ZAMG is the fourth weather centre to select Cray to run advanced machine learning and AI. This project focuses on improving meteorological products including local nowcasts for weather, wind power yield assessments and air quality analysis. Nowcasting means forecasting the weather over short time windows, typically up to two hours. Using deep learning methods, ZAMG is leveraging its Cray CS-Storm supercomputer to optimize the orientation of wind-powered generators for maximum efficiency and to train neural networks with current and historical weather data.
"ZAMG is adopting new methodologies to advance its suite of meteorological products. By leveraging machine learning, we are able to improve the quality of our nowcasting system", stated Dipl.

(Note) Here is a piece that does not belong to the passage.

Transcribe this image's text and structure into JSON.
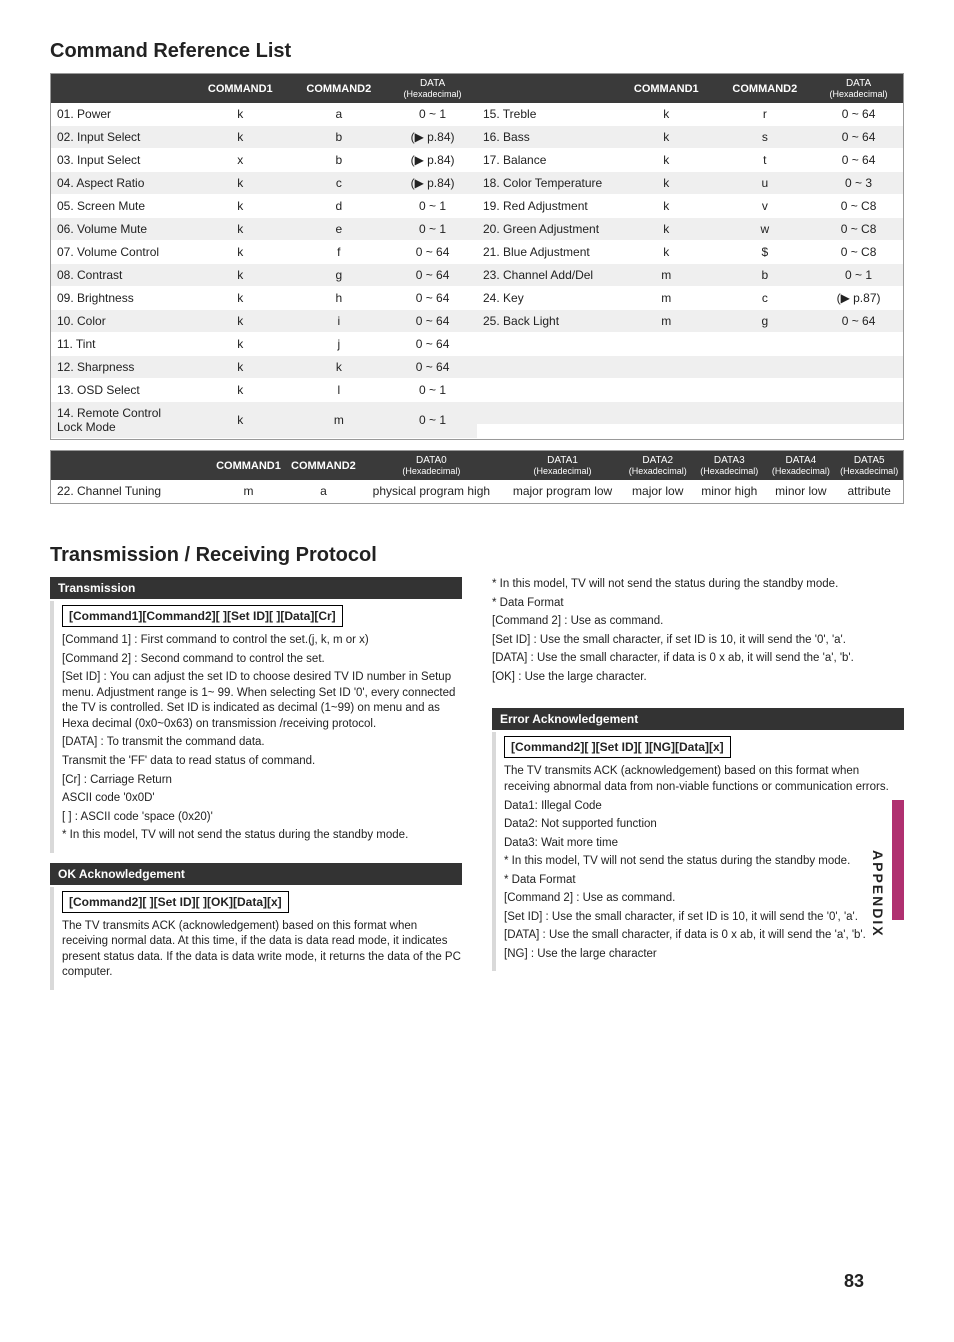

Ing. Mag. Günther Tschabuschnig, CIO at ZAMG. "With the Cray supercomputer, we cannot make the weather better, but we can predict it much better with a whole new level of service."
As the state meteorological and geophysical service of Austria, ZAMG provides critical information and advises on efficient use of conventional and alternative resources for the energy sector. The Institution is tasked with providing accurate weather forecasts on a variety of time scales. This is a challenge ZAMG researchers are solving by training neural networks with massive amounts of weather data from measurement stations and weather models from data collected over the years. With the Cray CS-Storm, ZAMG can improve local nowcasts for wind power, air quality and more.
"Many of the world's leading weather organizations rely on Cray advanced supercomputing technology for their forecasting", stated Ilene Carpenter, earth sciences segment director at Cray. "Our customers' workloads are becoming increasingly converged as they adopt machine learning and deep learning to augment modelling and simulation. ZAMG's new Cray CS-Storm system enables scientists to extract value from the organisation's rich, historical weather data and more efficiently train neural networks and deep learning models to improve their nowcasting capabilities."